It is written in the constitution that states may decide how electors
are selected for the president of the United States. This is the main
provision in the constitution that decides how electors are to be
chosen. Most states have chosen to use direct popular vote within
their own states and the result is that we think that states can’t
alter how it chooses electors. This is false because the democratic
choice of electors was granted to the people of each state by the
state legislators so it is reasonable to conclude that the same
legislatures can place additional burdens on the electors.

The state of Arizona has a bill that will not allow its electors
released until the president can verify that he matches the
requirements to be president of the United States. Once this bill is
enacted into law then the current president or any president for that
matter will have to prove to the state of Arizona that the president
meets the constitutional requirements to be president.
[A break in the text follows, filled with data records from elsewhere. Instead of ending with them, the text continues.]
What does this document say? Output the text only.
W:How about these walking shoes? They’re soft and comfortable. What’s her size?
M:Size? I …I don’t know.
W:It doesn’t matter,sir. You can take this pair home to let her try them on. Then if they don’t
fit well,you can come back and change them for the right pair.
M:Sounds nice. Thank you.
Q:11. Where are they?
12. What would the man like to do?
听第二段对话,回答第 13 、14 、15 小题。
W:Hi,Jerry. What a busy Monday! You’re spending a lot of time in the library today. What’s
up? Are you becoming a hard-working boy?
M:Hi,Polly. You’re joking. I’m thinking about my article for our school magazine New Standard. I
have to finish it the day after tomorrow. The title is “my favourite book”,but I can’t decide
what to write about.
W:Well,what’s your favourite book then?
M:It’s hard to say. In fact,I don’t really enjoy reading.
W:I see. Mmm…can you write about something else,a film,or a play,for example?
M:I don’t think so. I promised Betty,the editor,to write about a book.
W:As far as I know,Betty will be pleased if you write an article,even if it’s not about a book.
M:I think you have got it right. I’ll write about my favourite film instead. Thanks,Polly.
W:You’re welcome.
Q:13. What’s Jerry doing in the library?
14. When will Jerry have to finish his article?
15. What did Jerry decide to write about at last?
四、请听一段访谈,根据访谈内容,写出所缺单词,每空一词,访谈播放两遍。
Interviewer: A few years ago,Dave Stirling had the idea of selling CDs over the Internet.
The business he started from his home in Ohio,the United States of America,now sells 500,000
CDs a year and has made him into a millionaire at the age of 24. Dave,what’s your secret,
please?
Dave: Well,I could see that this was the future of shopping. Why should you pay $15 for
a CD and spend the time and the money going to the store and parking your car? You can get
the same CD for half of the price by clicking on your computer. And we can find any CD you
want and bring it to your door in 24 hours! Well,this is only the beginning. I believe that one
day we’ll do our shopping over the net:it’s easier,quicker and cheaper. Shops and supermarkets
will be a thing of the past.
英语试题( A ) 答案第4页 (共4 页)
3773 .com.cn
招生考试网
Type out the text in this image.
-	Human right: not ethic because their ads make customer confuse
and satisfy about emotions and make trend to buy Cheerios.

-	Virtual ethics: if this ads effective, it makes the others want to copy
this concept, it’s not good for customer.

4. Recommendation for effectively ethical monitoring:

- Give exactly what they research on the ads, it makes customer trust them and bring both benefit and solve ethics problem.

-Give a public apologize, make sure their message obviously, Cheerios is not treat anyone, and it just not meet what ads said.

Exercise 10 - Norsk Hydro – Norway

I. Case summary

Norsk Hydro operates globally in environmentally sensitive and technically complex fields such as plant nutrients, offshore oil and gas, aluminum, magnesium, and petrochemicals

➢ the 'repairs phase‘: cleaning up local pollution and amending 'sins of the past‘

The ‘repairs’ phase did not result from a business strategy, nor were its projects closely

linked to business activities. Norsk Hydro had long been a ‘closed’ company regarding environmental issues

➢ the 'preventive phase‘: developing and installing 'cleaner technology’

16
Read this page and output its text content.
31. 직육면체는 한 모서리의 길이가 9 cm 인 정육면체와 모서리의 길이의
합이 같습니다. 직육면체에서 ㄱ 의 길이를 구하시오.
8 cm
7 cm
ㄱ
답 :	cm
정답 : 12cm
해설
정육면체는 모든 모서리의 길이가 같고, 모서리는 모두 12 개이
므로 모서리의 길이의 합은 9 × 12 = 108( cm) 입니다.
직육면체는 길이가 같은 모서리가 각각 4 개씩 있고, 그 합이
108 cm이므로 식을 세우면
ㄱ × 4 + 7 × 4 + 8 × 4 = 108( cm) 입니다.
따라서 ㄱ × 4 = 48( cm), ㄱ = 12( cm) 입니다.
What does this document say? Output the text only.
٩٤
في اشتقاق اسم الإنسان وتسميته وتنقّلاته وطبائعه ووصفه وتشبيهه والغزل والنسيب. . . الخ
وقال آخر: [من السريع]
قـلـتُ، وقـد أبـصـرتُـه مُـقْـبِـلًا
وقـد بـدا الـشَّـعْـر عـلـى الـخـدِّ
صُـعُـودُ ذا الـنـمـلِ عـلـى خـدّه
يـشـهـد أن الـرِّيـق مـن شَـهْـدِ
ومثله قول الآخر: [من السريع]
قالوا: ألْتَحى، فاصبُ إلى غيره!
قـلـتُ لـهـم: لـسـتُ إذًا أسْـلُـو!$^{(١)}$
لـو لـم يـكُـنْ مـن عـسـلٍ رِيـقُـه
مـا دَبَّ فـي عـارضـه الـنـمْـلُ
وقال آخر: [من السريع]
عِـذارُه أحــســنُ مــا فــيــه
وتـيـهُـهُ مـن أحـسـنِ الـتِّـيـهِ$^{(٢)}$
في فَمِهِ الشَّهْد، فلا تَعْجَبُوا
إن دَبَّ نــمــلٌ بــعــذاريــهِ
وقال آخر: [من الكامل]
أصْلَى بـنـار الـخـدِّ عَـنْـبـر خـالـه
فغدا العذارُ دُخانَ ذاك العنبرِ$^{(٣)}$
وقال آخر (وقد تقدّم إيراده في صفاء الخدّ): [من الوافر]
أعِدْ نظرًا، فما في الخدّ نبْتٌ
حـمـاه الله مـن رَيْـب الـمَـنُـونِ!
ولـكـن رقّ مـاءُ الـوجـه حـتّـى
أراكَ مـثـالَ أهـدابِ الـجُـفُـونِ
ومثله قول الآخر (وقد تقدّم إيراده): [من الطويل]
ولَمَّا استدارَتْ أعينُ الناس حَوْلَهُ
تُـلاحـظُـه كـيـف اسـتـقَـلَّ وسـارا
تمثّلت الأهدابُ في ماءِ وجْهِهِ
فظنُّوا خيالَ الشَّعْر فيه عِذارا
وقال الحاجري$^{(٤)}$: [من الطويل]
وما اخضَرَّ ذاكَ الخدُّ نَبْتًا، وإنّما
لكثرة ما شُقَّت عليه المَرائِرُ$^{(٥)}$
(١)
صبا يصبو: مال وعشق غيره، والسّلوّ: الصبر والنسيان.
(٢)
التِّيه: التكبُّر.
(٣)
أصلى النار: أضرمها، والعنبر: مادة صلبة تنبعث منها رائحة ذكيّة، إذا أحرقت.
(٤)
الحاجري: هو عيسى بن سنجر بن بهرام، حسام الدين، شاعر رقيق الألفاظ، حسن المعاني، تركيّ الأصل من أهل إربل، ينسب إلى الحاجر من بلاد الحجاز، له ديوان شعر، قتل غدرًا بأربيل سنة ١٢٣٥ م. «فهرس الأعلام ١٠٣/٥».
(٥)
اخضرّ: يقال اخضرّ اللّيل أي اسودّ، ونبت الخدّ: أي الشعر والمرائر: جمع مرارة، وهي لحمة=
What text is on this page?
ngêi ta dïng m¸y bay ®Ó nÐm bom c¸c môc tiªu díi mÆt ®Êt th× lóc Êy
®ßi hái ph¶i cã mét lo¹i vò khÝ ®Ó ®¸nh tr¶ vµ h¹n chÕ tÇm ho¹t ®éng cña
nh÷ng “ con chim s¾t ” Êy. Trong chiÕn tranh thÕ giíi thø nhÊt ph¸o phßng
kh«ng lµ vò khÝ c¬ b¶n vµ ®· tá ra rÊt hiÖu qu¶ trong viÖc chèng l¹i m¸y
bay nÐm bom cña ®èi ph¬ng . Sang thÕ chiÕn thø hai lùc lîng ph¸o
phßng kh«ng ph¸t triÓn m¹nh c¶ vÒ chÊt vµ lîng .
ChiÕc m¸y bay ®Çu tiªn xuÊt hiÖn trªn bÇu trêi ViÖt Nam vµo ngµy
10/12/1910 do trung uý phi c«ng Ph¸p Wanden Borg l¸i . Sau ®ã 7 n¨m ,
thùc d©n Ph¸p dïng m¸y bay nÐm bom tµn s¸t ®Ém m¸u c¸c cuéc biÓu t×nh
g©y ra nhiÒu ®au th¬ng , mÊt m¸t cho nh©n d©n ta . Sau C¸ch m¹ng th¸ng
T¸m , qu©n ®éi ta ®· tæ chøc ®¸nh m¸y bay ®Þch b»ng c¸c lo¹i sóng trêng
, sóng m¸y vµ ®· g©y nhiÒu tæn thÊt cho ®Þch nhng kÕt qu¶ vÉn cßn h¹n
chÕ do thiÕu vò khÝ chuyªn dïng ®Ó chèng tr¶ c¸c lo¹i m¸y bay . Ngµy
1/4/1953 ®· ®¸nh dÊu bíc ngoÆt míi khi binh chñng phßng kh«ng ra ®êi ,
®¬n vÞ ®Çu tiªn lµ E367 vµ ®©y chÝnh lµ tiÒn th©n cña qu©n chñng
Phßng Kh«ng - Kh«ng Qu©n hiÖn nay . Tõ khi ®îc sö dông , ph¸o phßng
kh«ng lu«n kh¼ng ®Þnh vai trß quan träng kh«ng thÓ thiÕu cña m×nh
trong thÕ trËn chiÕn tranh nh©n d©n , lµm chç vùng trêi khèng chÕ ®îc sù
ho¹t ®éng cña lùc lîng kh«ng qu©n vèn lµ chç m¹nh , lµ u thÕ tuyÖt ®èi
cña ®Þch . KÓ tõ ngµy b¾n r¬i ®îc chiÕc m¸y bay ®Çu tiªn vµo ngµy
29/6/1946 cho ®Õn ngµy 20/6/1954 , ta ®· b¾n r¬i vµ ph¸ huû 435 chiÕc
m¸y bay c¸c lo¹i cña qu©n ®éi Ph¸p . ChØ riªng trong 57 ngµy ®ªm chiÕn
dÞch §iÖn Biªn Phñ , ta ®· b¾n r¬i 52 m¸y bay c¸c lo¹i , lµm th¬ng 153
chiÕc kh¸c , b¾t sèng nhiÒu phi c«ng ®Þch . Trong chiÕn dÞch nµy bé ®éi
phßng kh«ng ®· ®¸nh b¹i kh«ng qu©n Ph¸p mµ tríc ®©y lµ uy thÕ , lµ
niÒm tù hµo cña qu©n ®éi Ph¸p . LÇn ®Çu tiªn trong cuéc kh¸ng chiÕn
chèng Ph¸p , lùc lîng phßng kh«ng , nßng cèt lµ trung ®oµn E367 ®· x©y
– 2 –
The seven electoral votes that the state of Arizona can withhold can either put
a presidential candidate over the top or declare him loser since that
candidate did not prove he or she met the qualifications for
president. This gives the state of Arizona the power to decide for
themselves the eligibility of any candidate.

Imagine the possibilities if state legislatures asserted themselves
more by placing more restrictions on its electors such as not
releasing electors for presidents that sign unbalanced budgets into
law or engage in unpopular wars. What if a list of qualifications
were created for a presidential candidate in whom the electors could
not vote for if the candidate violated. Imagine the power states
would have over the office of the presidency. Imagine a state like
California placing a demand that no electors shall vote for a
presidential candidate who signed an unbalanced budget into law.

Re-examining the Electoral College system may give states new powers
over the office of the presidency which would place an important check
on how the president of the United States executes his powers.